Peter Wells in New York
The impact of the coronavirus pandemic on mortality in the US could be underestimated by about one-third, according to new research from the Centers for Disease Control and Prevention, and may understate effects on younger adults and Hispanic or Latino people.
The US had reported 216,025 deaths from coronavirus as of October 15, a group of researchers wrote in a summary report released by the CDC on October 20, but an estimated 299,028 excess deaths have occurred in the country from late January through October 3.
Excess deaths are typically defined as the number of individuals who have died from all causes, over and above the expected number of fatalities for a given location and time.
Whereas estimates of the number of fatalities directly attributable to coronavirus might be limited by factors such as the availability and use of diagnostic tests, an analysis of excess deaths is freer from such limitations because it examines the extent to which an observed number of deaths differs from historical trends.
The difference between the number of Covid-related fatalities and total excess deaths may represent a combination of more coronavirus-related deaths than officially counted or those that had been indirectly associated, such as by putting of treatment for another disease or suicide.
To estimate the impact of the pandemic, the researchers examined weekly numbers of deaths by age group and race/ethnicity occurring in 2020 and the average number occurring in the same week during 2015 to 2019.The age group that had the largest average percentage change in deaths from January 26 to October 3 compared with previous years was for adults aged 25 to 44, at 26.5 per cent, while the number of deaths among persons aged less than 25 were 2 per cent below average.

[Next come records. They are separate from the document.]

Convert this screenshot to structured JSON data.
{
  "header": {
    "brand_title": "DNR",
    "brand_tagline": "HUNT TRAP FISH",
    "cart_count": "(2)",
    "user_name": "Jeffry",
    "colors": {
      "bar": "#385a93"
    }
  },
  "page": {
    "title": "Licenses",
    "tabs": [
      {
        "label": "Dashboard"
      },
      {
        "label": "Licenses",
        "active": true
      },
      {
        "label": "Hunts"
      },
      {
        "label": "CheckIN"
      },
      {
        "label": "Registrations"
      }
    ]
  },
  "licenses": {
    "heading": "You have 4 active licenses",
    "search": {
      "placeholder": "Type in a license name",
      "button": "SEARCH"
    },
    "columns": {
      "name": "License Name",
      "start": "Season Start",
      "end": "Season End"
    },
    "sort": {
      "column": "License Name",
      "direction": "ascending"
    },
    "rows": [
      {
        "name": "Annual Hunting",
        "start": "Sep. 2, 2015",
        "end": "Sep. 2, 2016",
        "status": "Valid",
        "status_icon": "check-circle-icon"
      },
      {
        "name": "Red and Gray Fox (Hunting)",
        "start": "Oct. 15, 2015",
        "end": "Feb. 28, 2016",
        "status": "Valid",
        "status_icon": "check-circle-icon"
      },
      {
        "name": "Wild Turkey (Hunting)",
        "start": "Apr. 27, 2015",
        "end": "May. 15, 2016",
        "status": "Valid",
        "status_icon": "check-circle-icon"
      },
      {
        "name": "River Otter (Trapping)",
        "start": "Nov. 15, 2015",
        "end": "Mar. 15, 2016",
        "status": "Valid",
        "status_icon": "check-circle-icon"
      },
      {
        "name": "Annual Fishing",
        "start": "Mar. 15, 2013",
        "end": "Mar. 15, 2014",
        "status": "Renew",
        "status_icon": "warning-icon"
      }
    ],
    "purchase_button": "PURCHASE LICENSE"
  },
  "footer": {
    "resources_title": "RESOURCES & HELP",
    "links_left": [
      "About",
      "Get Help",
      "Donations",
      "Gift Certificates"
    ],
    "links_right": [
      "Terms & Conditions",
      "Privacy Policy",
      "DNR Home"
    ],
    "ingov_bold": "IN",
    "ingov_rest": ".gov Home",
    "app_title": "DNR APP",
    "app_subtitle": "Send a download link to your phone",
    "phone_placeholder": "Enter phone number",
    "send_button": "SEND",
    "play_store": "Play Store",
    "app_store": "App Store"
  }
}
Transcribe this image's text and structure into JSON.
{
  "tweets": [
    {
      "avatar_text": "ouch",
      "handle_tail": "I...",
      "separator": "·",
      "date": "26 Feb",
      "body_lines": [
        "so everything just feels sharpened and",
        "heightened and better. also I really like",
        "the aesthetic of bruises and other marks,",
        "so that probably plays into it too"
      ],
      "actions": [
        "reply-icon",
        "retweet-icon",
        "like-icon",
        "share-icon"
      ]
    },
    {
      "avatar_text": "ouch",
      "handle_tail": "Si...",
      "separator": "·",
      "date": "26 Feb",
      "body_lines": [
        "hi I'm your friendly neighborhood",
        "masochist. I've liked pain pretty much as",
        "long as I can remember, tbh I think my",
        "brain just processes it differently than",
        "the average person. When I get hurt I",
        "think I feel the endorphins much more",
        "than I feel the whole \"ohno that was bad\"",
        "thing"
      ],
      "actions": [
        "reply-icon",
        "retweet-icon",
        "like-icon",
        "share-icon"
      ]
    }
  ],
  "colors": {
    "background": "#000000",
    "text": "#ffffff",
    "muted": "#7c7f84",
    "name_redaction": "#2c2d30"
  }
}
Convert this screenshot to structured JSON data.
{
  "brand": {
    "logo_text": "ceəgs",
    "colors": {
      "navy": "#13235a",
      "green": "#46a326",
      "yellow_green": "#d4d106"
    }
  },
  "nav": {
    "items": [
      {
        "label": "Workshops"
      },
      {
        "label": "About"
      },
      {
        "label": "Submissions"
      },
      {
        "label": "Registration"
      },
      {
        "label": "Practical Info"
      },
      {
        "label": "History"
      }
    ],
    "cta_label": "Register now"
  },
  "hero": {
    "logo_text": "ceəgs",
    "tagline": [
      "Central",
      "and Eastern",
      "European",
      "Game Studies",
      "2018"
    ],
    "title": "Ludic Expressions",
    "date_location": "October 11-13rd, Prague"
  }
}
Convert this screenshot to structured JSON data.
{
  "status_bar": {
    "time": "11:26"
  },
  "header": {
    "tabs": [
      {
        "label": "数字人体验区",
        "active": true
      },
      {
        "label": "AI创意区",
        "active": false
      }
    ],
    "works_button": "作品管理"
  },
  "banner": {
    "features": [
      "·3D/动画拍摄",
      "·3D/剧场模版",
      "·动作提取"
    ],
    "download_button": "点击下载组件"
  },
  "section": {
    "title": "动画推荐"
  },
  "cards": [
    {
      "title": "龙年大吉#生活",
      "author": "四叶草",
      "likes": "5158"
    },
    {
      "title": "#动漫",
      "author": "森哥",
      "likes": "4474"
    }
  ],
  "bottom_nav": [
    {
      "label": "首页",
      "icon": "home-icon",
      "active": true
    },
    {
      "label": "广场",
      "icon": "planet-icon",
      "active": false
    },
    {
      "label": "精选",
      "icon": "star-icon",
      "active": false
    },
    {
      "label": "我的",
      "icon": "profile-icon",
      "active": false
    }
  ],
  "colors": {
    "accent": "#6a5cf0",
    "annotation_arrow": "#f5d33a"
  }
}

For adults aged 45 to 64, 65 to 74, 75 to 84 and more than 85, deaths were 14.4 per cent, 24.1 per cent, 21.5 per cent and 14.7 per cent above average, respectively. Nominally, the group aged 75 to 84 had the most excess deaths this year, at 94,646.
By race and ethnicity, the group with the fewest excess deaths were among non-Hispanic American Indian or Alaska native, at 3,412, although this was about 29 per cent higher than average. Excess deaths for black persons was 33 per cent higher than the historical norm and 36.6 per cent above average for Asian persons.
The largest average percentage increase in excess deaths was for Hispanic persons, which was nearly 54 per cent higher than average.
White people represented the largest number of excess deaths, of 171,491, which was 11.9 per cent higher than average.